Kathryn Stockett has written an extraordinary first novel, "The Help," which has won a deserved place on the New York Times bestseller list. It is one of the few books that looks honestly at the extraordinary relationship between blacks and whites in the segregated South. The relationship was sometimes adversarial and sometimes oppressive and even cruel. But it could also be loving, kind and respectful.
Stockett looks at the women who kept house and raised children for aristocratic white families in the early 1960s, just as this traditional relationship was being challenged and changed. Reading the book, I thought of Sen. Sam Ervin, who boasted that his black maid was considered a member of the family and, naturally, accompanied the family to Washington, D.C., when he was appointed to the U.S. Senate. I also thought of baseball great Ty Cobb, who when accused of racism, responded that he couldn't be racist because he had been nursed by a black nanny. Both responses now seem quaintly naive, if not blind.
I know little about the lives of white aristocrats and their relationship with black servants (my family of "lintheads" was far from aristocratic), but Stockett's fiction rings true. Using multiple narrators, she manages to get inside the minds of the black women who cared for, cooked for, and cleaned for white families, usually for very minimal wages. She reveals women who deeply loved the white children for whom they were surrogate mothers, disciplinarians and moral exemplars. But these women also chafed under the disrespectful attitudes, petty tyranny and repressiveness of some of their employers.

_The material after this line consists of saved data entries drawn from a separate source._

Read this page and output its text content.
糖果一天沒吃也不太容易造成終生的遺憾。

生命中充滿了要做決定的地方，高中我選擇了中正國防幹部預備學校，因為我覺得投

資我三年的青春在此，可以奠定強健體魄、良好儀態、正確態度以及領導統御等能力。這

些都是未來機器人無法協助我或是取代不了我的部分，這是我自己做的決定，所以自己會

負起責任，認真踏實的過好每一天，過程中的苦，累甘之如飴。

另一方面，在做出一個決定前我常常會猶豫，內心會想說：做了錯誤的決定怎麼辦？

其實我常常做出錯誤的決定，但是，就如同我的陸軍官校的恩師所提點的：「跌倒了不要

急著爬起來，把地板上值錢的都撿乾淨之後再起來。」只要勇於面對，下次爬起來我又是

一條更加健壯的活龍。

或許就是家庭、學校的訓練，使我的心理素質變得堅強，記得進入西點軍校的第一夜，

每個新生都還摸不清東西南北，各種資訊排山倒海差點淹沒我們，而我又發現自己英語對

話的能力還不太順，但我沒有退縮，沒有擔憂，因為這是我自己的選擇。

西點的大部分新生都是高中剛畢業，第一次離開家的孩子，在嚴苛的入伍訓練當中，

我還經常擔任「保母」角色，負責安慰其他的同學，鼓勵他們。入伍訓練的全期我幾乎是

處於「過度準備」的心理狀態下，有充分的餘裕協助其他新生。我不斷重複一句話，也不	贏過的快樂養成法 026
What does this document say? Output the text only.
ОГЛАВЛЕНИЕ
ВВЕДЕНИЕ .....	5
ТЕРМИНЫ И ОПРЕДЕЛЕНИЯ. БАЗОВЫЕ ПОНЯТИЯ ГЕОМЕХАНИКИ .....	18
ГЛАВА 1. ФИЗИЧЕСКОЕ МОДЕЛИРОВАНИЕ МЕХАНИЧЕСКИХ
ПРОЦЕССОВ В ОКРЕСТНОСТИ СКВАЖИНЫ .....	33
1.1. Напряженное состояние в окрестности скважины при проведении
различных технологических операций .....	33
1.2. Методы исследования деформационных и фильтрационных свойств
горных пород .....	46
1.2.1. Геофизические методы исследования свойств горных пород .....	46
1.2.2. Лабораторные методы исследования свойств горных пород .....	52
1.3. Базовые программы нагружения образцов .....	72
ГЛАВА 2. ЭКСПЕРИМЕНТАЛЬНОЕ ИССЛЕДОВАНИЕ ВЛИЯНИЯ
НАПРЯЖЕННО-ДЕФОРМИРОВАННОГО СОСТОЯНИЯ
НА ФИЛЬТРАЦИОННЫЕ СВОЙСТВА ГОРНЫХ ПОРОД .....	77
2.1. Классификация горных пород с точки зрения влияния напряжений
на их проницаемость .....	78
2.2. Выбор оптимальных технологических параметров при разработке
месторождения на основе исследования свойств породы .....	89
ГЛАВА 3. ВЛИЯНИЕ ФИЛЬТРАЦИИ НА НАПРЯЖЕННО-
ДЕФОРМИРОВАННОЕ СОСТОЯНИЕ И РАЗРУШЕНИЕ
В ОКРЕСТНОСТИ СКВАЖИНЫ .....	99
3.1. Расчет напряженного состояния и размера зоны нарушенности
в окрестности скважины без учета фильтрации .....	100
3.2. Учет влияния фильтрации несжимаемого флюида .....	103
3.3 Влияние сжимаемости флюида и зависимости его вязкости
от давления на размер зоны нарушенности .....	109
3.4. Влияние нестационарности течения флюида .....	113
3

Stockett sets her novel in Jackson, Miss., just as the civil rights movement was gaining its stride and as segregationists were erecting more barriers to ensure the survival of their "peculiar institution." Some critics have claimed "The Help" stereotypes black women and white oppressors, but others have disagreed. I found the characters true to life and as varied as any group of personalities as you would find in any demographic group. Some white women were tyrants, some were social climbers, some were insecure, some were kind and loving. The characters, both white and black, ran the gamut of human existence.
The relationship between what was essentially two separate, independent societies, one white and one black, was quite complex. Black women could rear white children, feeding, disciplining and guiding them, but they could not enter a white home's front door. The intimacy of the relationship between women who cooked, cleaned, laundered, nursed and organized a household could not help but be intimate, but few white families dared admit how much they depended on their black maids even as they fought the societal tide that threatened that relationship.
To the extent that we remember or study the segregation era today, we usually concentrate on the legal challenges, the protests and the triumph of human dignity over Jim Crow laws and segregationist traditions. But unless we look more closely, we miss the mutual dependency and genuine friendships that existed despite the legal and social barriers. I think "The Help" is an important book for what it tells us, both good and bad, about an era happily put behind us.
Another recent book, which I have frequently recommended, also reveals the complex and sometimes contradictory relationships between the races in the South as segregation was ending. Doug Marlette's "Magic Time" is a wonderful novel that recounts the turbulent 1960s as well as the current day in the friendship between two young men, one white and one black, in a small town in the South. I highly recommend it, too.